Mary Czerwinski: I would not be a researcher had it not been for Mary who invested in me in both my career and my passion. I was still a Research Software Development Engineer (RSDE) when Mary took me under her wing. At the time, I had a huge appetite for doing research rather than development. Before coming to Mary’s team, I was beginning to rediscover my passion for research (I had dropped out of a Physics PhD program a long time ago) and I felt as though not having a PhD prevented me from being part of research discussions and agendas. Mary encouraged me to pursue a PhD at the University of Washington and supported me to do that while also working at MSR. I felt extremely guilty for asking for part-time accommodation during the first year when I had the highest course load. I remember telling Mary about this guilt. She told me that she was making an investment in me because she knows that Microsoft will reap the benefit of it in 5-6 years when I graduate. Mary treated me like a partner and a collaborator. She saw the value I brought to the research world as a developer, and I made sure that I was as productive as any other researcher. Mary pushed to have my title changed from RSDE to Researcher, even before I finished my PhD. Mary was also one that flamed the fire under me to go all in on mental health. Mary was a pioneer at Microsoft to lead research on emotional intelligence and mental health. And she created the space for me to prioritize and thrive in this work.

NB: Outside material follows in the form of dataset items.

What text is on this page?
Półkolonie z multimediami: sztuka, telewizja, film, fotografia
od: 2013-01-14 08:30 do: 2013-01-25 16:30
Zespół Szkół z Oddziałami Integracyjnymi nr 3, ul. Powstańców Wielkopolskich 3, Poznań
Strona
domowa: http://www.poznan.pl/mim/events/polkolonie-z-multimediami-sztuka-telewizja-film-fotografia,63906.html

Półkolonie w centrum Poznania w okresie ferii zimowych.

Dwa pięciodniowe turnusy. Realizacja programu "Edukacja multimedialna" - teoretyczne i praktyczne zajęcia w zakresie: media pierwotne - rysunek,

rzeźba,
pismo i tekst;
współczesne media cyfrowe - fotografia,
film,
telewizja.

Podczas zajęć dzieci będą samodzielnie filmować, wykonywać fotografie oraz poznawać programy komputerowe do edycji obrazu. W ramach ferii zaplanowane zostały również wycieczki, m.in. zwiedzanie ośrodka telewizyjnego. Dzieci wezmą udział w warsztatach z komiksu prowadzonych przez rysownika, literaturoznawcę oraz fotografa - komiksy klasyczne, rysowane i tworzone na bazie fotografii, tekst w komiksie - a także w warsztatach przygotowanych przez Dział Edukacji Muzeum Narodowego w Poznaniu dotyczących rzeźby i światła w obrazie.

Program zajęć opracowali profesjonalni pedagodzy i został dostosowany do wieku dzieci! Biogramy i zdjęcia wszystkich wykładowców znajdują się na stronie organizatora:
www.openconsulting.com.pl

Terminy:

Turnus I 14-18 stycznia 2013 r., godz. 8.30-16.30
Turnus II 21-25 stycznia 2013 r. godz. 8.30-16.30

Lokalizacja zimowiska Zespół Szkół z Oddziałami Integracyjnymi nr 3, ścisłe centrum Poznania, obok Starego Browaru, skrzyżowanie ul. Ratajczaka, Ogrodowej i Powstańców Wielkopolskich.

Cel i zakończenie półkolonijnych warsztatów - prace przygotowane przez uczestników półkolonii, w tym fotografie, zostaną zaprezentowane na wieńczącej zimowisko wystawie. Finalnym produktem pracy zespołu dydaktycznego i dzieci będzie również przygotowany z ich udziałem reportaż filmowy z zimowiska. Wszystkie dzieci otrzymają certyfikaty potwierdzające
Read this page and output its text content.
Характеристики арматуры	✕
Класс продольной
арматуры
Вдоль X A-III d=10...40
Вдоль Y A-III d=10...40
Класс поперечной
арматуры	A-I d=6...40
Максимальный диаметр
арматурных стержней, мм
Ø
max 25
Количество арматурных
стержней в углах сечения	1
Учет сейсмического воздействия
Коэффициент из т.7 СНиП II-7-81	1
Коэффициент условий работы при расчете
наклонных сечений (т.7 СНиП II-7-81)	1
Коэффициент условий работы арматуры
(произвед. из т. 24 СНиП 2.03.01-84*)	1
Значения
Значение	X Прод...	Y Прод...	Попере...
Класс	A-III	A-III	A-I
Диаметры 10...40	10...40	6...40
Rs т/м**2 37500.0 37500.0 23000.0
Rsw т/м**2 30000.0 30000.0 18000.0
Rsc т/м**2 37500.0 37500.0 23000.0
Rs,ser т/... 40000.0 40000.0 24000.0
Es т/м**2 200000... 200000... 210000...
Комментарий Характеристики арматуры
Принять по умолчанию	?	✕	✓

What Role Do You Think AI Will Play in Everyday Life in the Near Future?

Everyone thinks AI will transform people’s lives by increasing productivity and affecting jobs. I think that’s true, but I believe psychological impacts will be the key. The real transformation is something we’re beginning to see and is yet to be seen in how people conceptualize the role of AI in their day-to-day lives, how psychological influences of AI change people’s motivations and behaviors, how that impacts the wellbeing of the society, how regulators react to that, how societal pressures influence AI industries into different products, and so forth. As much as we want to simplify AI as a tool, it’s become more than that – for some it's a listener, a friend, a therapist, an advisor. The psychological impact will vary from person to person, context to context, as we have seen from past technological advancements. The important thing to notice here is that we (Microsoft) get to nudge the direction of this impact. For example, our recent research on AI dependency is seeing that people are conceptualizing AI dependency as functional reliance, and this functional reliance is being imposed upon by society and external forces (e.g., work pressure to use AI). So, my simple answer to what role AI will play is what we shape the role to be.

Jina Suh

Role: Principal Researcher
Company: Microsoft

Jina Suh is a Principal Researcher at Microsoft Research exploring the intersection of AI, mental health, and psychological safety. Her interdisciplinary work draws from HCI, Affective Computing, and Psychology to design human-centered AI systems that promote wellbeing while anticipating and mitigating potential harms.

She studies how technology design and development practices influence mental health across clinical, workplace, and everyday contexts. Jina received her PhD in Computer Science and MS in Human-Centered Design and Engineering from the University of Washington and previously worked as a developer at Xbox.